Il retrouve un alsacien qui se blesse volontairement pour être rapatrié. René essaie également de se tirer une balle dans le pied mais la balle passe entre les orteils. Affecté dans un autre régiment, il se lie d’amitié avec un soldat d’origine silésienne et reprend la direction du front en Biélorussie. Passant par Varsovie, ils décident de s’évader ensemble. Echec de la traversée de la Vistule à la nage. Traversée du pont sans armes et en vêtements civils. A l’autre bout des S.S. Ils décrètent que René et son compagnon sont des partisans et qu’ils doivent être fusillés Arrivent des camions de militaires de la Wehrmacht qui ordonnent aux S.S. de leur céder le passage. René en profite pour s’adresser au gradé et lui expliquer qu’il est un déserteur de la Wehrmacht. Ce dernier demande aux SS de lui livrer les deux prisonniers du fait que ce sont des déserteurs de l’armée allemande. Il existait un conflit d’autorité entre l’armée et les SS et cela a porté chance aux fuyards qui passeront en Conseil de guerre.

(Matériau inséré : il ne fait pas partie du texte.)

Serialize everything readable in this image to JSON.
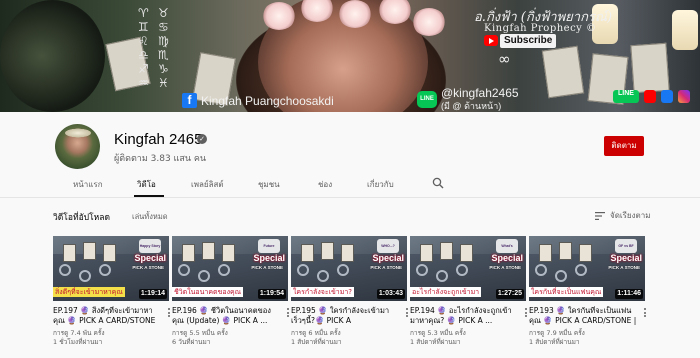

L’avocat militaire de René vient de Friburg et essaie de le tirer d’affaire : verdict 15 ans de bagne à la prison centrale de Wartenburg (Prusse orientale). René déclare être apprenti tailleur, car annoncer qu’il est bûcheron reviendrait à travailler dans le froid. Fin janvier 1944, l’armée rouge avance et le bagne est évacué. Les bagnards condamnés à des lourdes peines et les déserteurs sont enchaînés quatre par quatre. La colonne avance péniblement dans la neige. De nombreux bagnards affaiblis sont abattus. René est détaché par un surveillant pour pousser un vélo dont une sacoche contient un casse-croûte. Au crépuscule la colonne s’arrête près de baraquements. René craint d’être abattu si le gardien découvre que le casse-croûte a été mangé. Dans la cohue générale, il prend la fuite et trouve refuge chez une famille d’agriculteurs.

Lorsque l’armée soviétique  arrive, ses hôtes ont fui. René affirme être un prisonnier de guerre français travaillant dans une ferme allemande et le « prouve » en chantant la Marseillaise debout sur une table. Les Soviétiques le transfèrent dans un camp de prisonniers français, puis il embarque pour Marseille en mars 1945.